Pasan del rechazo a la aceptación de la comunidad de NL

Miembros del colectivo FG recuerdan cómo se abrieron paso entre las dificultades.
El "crew" ha viajado a ciudades del noreste del país y el sur de Texas.
El "crew" ha viajado a ciudades del noreste del país y el sur de Texas. (Raúl Palacios)

Monterrey

Hasta hace poco más de una década, la polémica se levantó en distintos municipios del área metropolitana, cuando las autoridades endurecían sus penas hacia los graffiteros.

El crew o colectivo FG inició en la escena del graffiti hace 15 años en San Nicolás. Este grupo ha sido testigo de cómo ha ido cambiando la percepción hacia el arte urbano por parte de la comunidad, así como por las autoridades municipales.

Su trabajo inició junto al de otros artistas  que fueron abriendo escena en el municipio nicolaíta, como lo fue el colectivo Los de la Efe.

Grafix y Tow, integrantes de FG, recuerdan cómo ha ido cambiando el acto de hacer graffiti en Monterrey.

“Para empezar, este tipo de eventos no existían”, afirma Tow, integrante del colectivo.

15 AÑOS DE TRABAJO

Seis integrantes del crew han trabajado durante toda la semana en la esquina norponiente de Arteaga y Porfirio Díaz, en el centro de Monterrey, como parte del programa Callegenera.

Originalmente iban a pintar en la zona de la antigua fábrica de muebles La Malinche, pero un grupo de vecinos se opuso al mural y junto a la organización decidieron cambiar de barrio.

En su mayoría, en los segmentos de la barda trasera de la Escuela Plutarco Elías Calles se han pintado letras, además de un retrato bajo un estilo realista.

Los creadores afirman que en el transcurso del día, los peatones y vecinos se han acercado a apreciar su trabajo, a preguntar sobre lo que están haciendo y a ofrecerles algún tipo de apoyo.

Tow recuerda que hace 10 años se empezó a involucrar a los vecinos en el arte urbano, pasando de la escena ilegal a la legal en lo que se refiere a los murales.
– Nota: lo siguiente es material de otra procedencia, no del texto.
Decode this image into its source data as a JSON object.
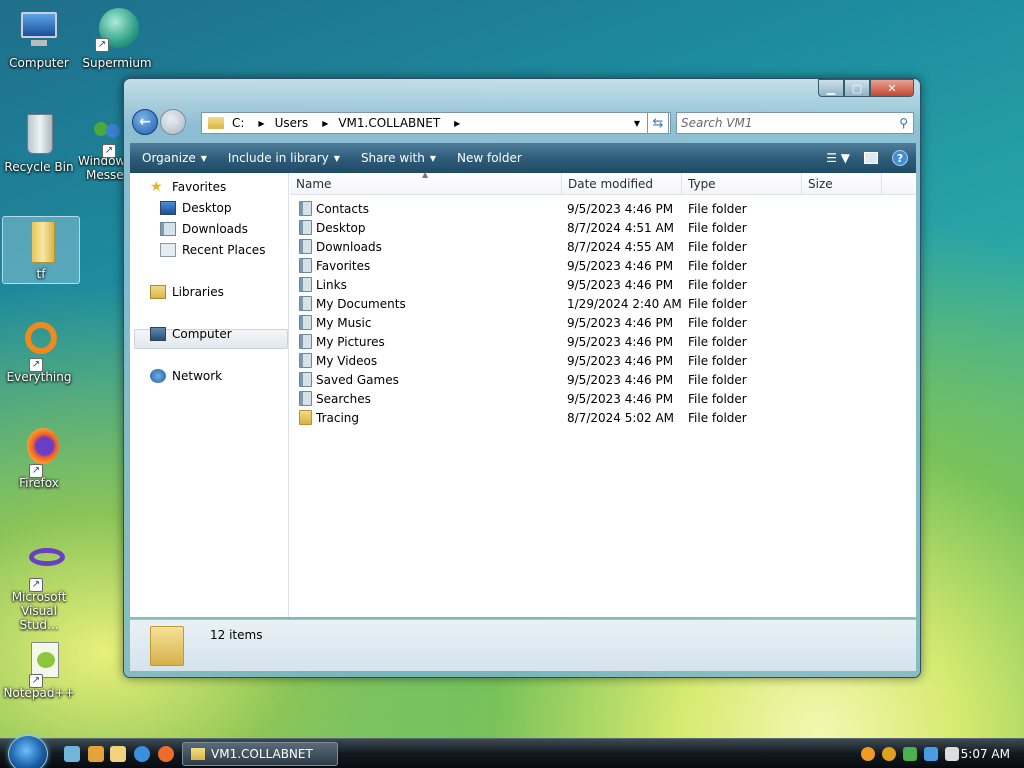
{
  "desktop": {
    "icons": [
      {
        "label": "Computer",
        "icon": "computer-icon"
      },
      {
        "label": "Supermium",
        "icon": "supermium-icon"
      },
      {
        "label": "Recycle Bin",
        "icon": "recycle-bin-icon"
      },
      {
        "label": "Windows Messenger",
        "label_line1": "Window",
        "label_line2": "Messe",
        "icon": "messenger-icon"
      },
      {
        "label": "tf",
        "icon": "folder-icon"
      },
      {
        "label": "Everything",
        "icon": "everything-icon"
      },
      {
        "label": "Firefox",
        "icon": "firefox-icon"
      },
      {
        "label_line1": "Microsoft",
        "label_line2": "Visual Stud...",
        "icon": "visual-studio-icon"
      },
      {
        "label": "Notepad++",
        "icon": "notepad-plus-plus-icon"
      }
    ]
  },
  "window": {
    "address": {
      "segments": [
        "C:",
        "Users",
        "VM1.COLLABNET"
      ]
    },
    "search_placeholder": "Search VM1",
    "toolbar": {
      "organize": "Organize",
      "include_in_library": "Include in library",
      "share_with": "Share with",
      "new_folder": "New folder"
    },
    "nav": {
      "favorites": "Favorites",
      "desktop": "Desktop",
      "downloads": "Downloads",
      "recent_places": "Recent Places",
      "libraries": "Libraries",
      "computer": "Computer",
      "network": "Network"
    },
    "columns": {
      "name": "Name",
      "date": "Date modified",
      "type": "Type",
      "size": "Size"
    },
    "files": [
      {
        "name": "Contacts",
        "date": "9/5/2023 4:46 PM",
        "type": "File folder"
      },
      {
        "name": "Desktop",
        "date": "8/7/2024 4:51 AM",
        "type": "File folder"
      },
      {
        "name": "Downloads",
        "date": "8/7/2024 4:55 AM",
        "type": "File folder"
      },
      {
        "name": "Favorites",
        "date": "9/5/2023 4:46 PM",
        "type": "File folder"
      },
      {
        "name": "Links",
        "date": "9/5/2023 4:46 PM",
        "type": "File folder"
      },
      {
        "name": "My Documents",
        "date": "1/29/2024 2:40 AM",
        "type": "File folder"
      },
      {
        "name": "My Music",
        "date": "9/5/2023 4:46 PM",
        "type": "File folder"
      },
      {
        "name": "My Pictures",
        "date": "9/5/2023 4:46 PM",
        "type": "File folder"
      },
      {
        "name": "My Videos",
        "date": "9/5/2023 4:46 PM",
        "type": "File folder"
      },
      {
        "name": "Saved Games",
        "date": "9/5/2023 4:46 PM",
        "type": "File folder"
      },
      {
        "name": "Searches",
        "date": "9/5/2023 4:46 PM",
        "type": "File folder"
      },
      {
        "name": "Tracing",
        "date": "8/7/2024 5:02 AM",
        "type": "File folder"
      }
    ],
    "status": "12 items"
  },
  "taskbar": {
    "window_button": "VM1.COLLABNET",
    "clock": "5:07 AM"
  },
  "colors": {
    "accent": "#2f5d7a",
    "selection": "#e2e8ee"
  }
}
Fue a través de diversos programas emprendidos por el Instituto Municipal de la Juventud en San Nicolás que se generaron eventos para promover el arte urbano.

“Empezamos con lo básico, que es pedir permiso para pintar la barda. Los vecinos fueron conociendo nuestro trabajo y ya era más fácil, no obstante, lo ilegal sigue siendo perseguido por la policía”, comenta.
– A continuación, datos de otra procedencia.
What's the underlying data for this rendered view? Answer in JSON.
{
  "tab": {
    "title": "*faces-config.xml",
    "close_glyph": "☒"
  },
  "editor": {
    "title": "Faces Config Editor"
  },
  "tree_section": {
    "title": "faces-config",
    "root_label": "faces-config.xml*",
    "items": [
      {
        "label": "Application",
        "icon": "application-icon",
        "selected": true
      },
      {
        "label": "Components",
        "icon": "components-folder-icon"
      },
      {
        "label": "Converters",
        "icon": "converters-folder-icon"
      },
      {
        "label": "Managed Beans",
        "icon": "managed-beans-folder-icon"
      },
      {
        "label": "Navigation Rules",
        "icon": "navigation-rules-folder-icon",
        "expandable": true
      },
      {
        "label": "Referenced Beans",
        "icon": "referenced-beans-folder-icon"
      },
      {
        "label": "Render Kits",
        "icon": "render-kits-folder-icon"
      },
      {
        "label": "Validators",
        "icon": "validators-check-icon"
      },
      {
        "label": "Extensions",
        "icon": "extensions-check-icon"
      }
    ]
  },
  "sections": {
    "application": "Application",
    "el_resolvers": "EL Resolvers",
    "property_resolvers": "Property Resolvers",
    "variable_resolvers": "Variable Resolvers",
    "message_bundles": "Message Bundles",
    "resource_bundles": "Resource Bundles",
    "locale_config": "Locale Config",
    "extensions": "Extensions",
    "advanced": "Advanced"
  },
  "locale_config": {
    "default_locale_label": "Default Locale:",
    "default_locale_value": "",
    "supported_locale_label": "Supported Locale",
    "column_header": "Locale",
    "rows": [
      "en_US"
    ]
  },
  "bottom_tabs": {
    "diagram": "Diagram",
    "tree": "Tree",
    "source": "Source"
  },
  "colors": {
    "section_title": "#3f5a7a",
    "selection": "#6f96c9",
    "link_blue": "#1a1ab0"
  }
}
Por su parte, Grafix empezó a hacer graffiti en 1991, y ya en la década de 2000 se unió a FG. Desde hace algunos años radica temporalmente entre el Distrito Federal y en Monterrey, y aprecia cómo ha ido cambiando el espíritu de los festivales que promueven el arte callejero.

“En un principio te pedían que pintaras bajo un tema y que fuera algo bonito, no te dejaban retratar tu estilo y pues no así no trabajábamos, rechazábamos invitaciones así”, opinó.

Gracias a su trabajo, el FG Crew han podido trabajar en distintas ciudades del noreste, así como del sur de Texas. Además, sus integrantes viven del diseño, ya sea trabajando en oficias, negocios o espacios públicos.

Trabajar con los vecinos, indicaron los integrantes del colectivo, puede ofrecer una experiencia enriquecedora al momento de generar un graffiti o un mural urbano.

“Ha sido trabajar con las personas en estos 15 años. Entendimos que las personas van a vivir diario con el graffiti o el mural y nosotros no, nomás pintamos y nos vamos, entonces buscamos tener la conciencia de no pintar algo agresivo al barrio”, refirió Tow.